= Collaborative human interpreter =

The collaborative human interpreter (CHI) is a proposed software interface for human-based computation (first proposed as a programming language on the blog Google Blogoscoped, but implementable via an API in virtually any programming language) specially designed for collecting
and making use of human intelligence in a computer program.
One typical usage is implementing impossible-to-automate functions.

For example, it is currently difficult for a computer to differentiate between images of men, women and non-humans. However, this is easy for people. A programmer using CHI could write a code fragment along these lines:

 enum GenderCode {
  MALE, FEMALE, NOT_A_HUMAN
 }
 Photo photo = loadPhoto(file)
 GenderCode result = checkGender(photo)

Code for the function checkGender(Photo p) can currently only approximate a result, but the task can easily be solved by a person.

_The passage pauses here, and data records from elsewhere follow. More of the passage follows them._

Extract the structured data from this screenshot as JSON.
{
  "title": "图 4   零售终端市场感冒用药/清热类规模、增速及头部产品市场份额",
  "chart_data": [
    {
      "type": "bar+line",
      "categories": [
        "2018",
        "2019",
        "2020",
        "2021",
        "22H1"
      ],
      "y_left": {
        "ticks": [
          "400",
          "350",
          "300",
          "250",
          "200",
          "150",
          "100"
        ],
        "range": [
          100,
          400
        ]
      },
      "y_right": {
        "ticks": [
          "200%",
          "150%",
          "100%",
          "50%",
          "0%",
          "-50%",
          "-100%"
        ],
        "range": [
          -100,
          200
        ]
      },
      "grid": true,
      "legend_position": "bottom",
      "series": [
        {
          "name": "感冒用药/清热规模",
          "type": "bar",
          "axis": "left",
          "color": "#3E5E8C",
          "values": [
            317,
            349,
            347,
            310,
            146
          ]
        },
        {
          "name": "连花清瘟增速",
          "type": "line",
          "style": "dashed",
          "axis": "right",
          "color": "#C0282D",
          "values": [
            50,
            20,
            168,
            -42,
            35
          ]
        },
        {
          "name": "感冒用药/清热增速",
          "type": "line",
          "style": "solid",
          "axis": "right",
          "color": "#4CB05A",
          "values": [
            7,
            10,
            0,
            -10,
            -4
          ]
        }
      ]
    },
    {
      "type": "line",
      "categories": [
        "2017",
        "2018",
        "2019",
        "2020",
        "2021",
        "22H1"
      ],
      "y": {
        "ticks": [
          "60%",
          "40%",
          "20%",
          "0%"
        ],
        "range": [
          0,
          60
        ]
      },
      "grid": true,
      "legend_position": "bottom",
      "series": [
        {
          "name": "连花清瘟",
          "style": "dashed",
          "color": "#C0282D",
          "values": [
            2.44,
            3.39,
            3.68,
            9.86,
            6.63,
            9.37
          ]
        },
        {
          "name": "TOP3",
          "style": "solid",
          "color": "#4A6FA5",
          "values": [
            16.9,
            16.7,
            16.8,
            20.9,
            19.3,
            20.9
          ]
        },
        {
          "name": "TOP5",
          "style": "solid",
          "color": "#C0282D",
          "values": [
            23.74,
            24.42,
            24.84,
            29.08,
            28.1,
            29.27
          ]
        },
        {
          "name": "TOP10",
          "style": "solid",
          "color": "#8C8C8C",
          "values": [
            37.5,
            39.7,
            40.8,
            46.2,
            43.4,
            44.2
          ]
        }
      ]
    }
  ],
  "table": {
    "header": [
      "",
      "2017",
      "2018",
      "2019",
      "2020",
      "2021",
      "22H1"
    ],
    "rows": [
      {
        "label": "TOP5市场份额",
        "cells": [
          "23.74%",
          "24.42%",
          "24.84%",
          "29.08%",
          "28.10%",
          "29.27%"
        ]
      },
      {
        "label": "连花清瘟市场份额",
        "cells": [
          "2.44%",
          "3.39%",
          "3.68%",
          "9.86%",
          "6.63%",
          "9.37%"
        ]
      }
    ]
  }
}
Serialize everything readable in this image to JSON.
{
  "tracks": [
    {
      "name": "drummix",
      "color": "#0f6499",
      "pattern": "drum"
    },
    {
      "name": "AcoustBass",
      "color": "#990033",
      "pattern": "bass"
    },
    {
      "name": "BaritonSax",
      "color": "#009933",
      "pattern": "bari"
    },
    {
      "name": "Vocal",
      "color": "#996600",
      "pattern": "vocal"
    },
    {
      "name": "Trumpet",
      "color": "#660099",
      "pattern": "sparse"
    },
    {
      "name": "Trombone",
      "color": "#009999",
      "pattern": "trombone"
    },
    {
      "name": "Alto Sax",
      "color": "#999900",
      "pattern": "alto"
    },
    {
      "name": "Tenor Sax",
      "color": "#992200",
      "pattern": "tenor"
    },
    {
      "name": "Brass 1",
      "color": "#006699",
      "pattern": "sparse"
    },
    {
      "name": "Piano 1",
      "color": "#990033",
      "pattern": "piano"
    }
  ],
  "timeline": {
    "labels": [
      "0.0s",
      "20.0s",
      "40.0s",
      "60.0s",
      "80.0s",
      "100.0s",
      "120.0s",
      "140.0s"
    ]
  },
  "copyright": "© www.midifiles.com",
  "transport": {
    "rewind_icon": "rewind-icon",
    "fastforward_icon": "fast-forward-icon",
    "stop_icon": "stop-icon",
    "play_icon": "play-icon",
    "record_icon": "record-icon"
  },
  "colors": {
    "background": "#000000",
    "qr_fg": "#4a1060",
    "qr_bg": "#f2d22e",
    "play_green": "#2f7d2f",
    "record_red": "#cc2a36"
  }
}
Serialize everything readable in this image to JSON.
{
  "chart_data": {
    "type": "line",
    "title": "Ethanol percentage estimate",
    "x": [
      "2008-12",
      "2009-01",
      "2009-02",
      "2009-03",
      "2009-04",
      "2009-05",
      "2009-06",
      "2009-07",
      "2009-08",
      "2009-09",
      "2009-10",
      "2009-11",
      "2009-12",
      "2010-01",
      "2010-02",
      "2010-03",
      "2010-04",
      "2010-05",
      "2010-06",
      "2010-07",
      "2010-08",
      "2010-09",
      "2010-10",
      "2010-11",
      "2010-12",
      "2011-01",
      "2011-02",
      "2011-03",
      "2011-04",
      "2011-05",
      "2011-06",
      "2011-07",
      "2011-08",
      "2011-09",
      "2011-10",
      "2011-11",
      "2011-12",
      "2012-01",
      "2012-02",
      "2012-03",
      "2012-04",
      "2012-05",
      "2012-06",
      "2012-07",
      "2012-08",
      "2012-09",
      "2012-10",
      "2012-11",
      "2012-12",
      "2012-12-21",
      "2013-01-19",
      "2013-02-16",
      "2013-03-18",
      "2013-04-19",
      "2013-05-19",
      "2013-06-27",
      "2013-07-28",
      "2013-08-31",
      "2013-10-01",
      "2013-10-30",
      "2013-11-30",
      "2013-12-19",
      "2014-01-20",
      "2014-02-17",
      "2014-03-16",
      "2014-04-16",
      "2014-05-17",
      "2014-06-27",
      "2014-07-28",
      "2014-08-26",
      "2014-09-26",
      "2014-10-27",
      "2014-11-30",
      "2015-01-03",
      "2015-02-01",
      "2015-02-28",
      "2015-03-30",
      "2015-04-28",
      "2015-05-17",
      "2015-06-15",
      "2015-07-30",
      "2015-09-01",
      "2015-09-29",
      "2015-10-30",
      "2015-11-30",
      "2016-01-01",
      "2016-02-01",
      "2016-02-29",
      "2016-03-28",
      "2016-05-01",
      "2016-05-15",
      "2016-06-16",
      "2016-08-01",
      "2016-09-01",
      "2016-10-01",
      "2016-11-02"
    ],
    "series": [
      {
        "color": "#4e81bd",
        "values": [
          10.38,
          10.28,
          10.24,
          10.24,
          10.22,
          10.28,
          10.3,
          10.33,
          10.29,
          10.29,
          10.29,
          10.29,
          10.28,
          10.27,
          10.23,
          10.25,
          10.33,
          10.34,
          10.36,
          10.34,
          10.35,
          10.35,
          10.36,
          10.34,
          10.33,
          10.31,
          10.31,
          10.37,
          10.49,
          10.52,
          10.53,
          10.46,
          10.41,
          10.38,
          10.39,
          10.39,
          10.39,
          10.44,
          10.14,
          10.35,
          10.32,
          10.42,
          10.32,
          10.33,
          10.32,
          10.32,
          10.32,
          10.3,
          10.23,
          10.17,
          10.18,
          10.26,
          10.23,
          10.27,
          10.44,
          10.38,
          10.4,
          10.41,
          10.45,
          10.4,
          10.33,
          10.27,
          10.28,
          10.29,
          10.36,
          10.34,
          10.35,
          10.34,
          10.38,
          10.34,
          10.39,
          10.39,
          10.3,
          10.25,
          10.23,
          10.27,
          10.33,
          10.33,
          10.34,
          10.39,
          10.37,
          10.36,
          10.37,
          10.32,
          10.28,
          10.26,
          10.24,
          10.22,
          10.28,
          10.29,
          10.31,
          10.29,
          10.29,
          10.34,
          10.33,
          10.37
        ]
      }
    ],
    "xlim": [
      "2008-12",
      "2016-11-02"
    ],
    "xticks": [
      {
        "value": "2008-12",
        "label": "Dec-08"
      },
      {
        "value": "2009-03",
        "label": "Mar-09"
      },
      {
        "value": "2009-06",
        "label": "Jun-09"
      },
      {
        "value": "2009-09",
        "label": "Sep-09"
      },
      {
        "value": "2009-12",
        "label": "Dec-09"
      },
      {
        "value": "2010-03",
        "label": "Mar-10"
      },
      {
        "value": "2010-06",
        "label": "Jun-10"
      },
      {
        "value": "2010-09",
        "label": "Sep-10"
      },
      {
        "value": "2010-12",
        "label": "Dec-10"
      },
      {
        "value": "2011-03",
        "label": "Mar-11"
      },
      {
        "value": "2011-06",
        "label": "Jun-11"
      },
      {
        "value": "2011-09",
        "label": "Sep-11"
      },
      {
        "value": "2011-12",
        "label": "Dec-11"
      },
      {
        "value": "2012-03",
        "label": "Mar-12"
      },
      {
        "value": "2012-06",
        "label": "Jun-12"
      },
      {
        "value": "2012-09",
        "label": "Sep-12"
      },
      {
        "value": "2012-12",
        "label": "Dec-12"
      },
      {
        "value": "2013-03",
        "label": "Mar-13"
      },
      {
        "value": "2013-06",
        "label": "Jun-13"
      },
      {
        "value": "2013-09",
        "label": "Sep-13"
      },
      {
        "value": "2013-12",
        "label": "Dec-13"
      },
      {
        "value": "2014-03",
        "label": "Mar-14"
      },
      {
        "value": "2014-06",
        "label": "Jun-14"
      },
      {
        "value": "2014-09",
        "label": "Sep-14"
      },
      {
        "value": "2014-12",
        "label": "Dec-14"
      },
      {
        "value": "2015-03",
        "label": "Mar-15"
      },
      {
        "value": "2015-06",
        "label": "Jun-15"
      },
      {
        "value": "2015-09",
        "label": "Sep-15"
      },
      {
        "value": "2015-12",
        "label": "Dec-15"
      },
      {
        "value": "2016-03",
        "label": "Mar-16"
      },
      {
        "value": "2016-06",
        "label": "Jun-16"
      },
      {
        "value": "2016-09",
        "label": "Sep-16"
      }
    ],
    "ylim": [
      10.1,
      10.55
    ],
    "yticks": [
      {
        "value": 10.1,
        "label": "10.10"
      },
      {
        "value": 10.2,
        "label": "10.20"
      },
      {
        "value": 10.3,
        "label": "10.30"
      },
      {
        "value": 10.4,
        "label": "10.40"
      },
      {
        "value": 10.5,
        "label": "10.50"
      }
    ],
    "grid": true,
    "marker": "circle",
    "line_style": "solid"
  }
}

When the function checkGender() is called, the system will send a request to someone, and the person who received the request will process the task and input the result. If the person (task processor) inputs value MALE, you'll get the value in your variable result, in your program. This querying process can be highly automated.

== Deployment ==

On November 6, 2005, Amazon.com launched
CHI as its business platform in the Amazon Mechanical Turk. It's the first business application using CHI.

== Origins ==
CHI is originally mentioned in Philipp Lenssen's blog.